Chocolate has been a favourite subject of the Activate team for many years! We have written articles on it in our magazines, waxed lyrical about it in our books and enjoyed chocolate tasting events at our conferences, training days and even national executive meetings. From cream eggs to champagne truffles, with a move towards organic and the fairly traded ‘Divine’, we are all big fans. This week it has been announced that Cadbury’s Dairy Milk bars are going to be ‘fair trade’ by the end of the summer – a step in the right direction.
We have been talking about the unifying and peculiarly feminine draw of the beautifully processed cocoa bean for a long time and encouraging our supporters to use chocolate for events and gatherings. We all remember Mel Gibsons words of wisdom that what woman really want lies somewhere between conversation and chocolate. What could be better than combining the two?
In the present days of economic uncertainty, redundancy and hardship, is there still a place for such a hedonistic pleasure? The research out this week suggests that people are turning to chocolate more than ever. Cadbury says its worldwide global pretax profits were up 30%. The chief executive, Stitzer said the group had seen a particularly strong second half of 2008, helped by the re-launch of its Wispa bar and its new Creme Egg Twisted product. Mars and Nestle are similarly up by 25 and 16% respectively.As consumers face tighter finances they tend to stay in more and seek the comfort of chocolate to boost their well being.
The recommendation to include chocolate themes to your event planning may seem old hat, but it is just as relevant as ever. If your friends and neighbours are struggling to afford nights out, then this is the perfect time to organise a fun and non-expensive treat. Borrow a chocolate fountain or two and try out some different flavours of fairly traded chocolate flowing over fresh fruit. At the Activate November weekend away we experimented with Divine orange flavoured chocolate alongside the traditional milk: it was very popular. Perhaps you could combine a quiz, themed round the cocoa bean and finish the evening off with a short message that includes some chocolate recipes and a recipe for life in all its fullness, as laid out by Jesus. Maybe you could gather a few friends together in your kitchen and try melting and moulding chocolate truffles together as cheap Mothers’ Day gifts.

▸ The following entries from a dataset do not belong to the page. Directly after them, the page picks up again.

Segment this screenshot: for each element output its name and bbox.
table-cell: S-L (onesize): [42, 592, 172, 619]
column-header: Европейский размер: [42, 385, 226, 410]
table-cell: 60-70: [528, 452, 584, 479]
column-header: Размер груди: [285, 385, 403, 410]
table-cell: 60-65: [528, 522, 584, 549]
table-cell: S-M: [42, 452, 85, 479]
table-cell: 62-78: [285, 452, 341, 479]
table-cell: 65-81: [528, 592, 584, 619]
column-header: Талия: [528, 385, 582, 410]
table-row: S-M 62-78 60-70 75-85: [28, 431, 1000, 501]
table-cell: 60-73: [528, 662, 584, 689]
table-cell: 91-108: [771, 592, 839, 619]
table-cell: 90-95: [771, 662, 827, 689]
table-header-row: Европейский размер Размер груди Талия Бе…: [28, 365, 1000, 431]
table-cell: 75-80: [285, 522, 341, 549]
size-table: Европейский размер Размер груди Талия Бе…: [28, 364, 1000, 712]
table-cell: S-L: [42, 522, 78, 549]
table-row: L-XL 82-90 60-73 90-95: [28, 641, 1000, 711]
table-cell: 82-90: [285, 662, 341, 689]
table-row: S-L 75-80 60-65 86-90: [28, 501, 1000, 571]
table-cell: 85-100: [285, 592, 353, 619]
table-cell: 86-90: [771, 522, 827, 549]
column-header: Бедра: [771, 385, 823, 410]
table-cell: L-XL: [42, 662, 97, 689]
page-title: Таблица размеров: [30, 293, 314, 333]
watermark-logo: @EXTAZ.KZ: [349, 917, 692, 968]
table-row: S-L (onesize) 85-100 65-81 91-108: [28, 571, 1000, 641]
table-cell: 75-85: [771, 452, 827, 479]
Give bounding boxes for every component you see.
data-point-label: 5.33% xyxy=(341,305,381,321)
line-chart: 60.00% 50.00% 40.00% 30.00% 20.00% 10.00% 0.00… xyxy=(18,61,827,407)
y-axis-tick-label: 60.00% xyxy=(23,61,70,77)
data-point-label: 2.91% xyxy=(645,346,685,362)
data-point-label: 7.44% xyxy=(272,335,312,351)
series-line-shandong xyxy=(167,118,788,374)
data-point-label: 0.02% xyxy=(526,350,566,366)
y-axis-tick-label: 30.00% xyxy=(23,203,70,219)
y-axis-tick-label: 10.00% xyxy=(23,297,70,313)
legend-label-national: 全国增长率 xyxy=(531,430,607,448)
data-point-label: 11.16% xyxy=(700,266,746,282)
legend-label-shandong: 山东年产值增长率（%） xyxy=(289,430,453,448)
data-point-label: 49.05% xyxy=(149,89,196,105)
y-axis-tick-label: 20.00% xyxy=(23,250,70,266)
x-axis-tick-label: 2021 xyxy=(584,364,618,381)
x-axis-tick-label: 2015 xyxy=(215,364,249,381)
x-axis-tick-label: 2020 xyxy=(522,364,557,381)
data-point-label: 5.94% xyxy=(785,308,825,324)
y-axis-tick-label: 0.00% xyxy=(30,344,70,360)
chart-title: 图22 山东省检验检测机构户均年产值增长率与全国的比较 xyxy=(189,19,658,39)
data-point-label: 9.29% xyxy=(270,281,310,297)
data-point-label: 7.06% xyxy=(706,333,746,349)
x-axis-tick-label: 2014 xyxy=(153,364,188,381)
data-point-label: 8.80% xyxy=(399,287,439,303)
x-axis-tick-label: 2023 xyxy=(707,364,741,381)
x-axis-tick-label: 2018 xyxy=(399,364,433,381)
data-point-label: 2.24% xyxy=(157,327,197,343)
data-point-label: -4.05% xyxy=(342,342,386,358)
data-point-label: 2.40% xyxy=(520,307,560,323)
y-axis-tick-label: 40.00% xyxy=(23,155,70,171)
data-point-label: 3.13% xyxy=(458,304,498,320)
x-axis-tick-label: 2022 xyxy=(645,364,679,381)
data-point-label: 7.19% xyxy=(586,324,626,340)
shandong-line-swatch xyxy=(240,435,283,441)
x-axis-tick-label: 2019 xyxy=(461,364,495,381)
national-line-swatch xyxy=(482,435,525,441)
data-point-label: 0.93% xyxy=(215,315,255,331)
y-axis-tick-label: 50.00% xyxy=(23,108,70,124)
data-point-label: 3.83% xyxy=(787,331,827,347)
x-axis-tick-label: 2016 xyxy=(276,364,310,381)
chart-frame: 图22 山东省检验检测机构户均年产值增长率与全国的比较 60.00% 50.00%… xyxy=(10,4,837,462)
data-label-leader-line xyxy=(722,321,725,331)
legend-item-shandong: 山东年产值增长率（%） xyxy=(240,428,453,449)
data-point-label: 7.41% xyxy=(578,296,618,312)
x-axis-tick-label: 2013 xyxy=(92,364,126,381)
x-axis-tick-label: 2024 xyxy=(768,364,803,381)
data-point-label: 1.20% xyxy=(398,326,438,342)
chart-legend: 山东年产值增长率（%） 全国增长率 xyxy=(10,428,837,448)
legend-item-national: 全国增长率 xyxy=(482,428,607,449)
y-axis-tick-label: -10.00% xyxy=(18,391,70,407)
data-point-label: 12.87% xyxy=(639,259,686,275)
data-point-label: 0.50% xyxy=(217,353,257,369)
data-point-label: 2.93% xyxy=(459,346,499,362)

Here is an internet recipe –
Chocolate Cream Truffles:
8 ounces (227 grams) dark or milk chocolate, cut into small pieces – the better the quality, the richer the taste
180 ml double or whipping cream
2 tablespoons (28 grams) unsalted butter
2 tablespoons alcohol (Cognac, brandy, Grand Marnier, kirsch, rum, bourbon, or Kahlua to name a few) (optional)
For Truffles: Place the chopped chocolate in a medium sized stainless steel bowl. Set aside. Heat the cream and butter in a small saucepan over medium heat. Bring to a boil. Immediately pour the boiling cream over the chocolate and allow to stand for 5 minutes. Stir with a whisk until smooth. If desired, add the liqueur. Cover and place in the refrigerator until the truffle mixture is firm (this will take several hours or overnight).
Place your coatings for the truffles on a plate, (cocoa powder, coconut or icing sugar are suitable). Remove the truffle mixture from the refrigerator. With your hands, or else a melon baller or small spoon form the chocolate into round or mis-shaped bite-sized balls. Immediately roll the truffle in the coating and place on a parchment lined baking sheet or tray. Cover and place in the refrigerator until firm. Truffles can be refrigerated for a couple of weeks or else frozen for a couple of months. Bring to room temperature before serving.
Makes 30 small truffles.
If you have given up eating chocolate for lent, then apologies, just enjoy planning an event now to make the Easter celebration all the more special this year!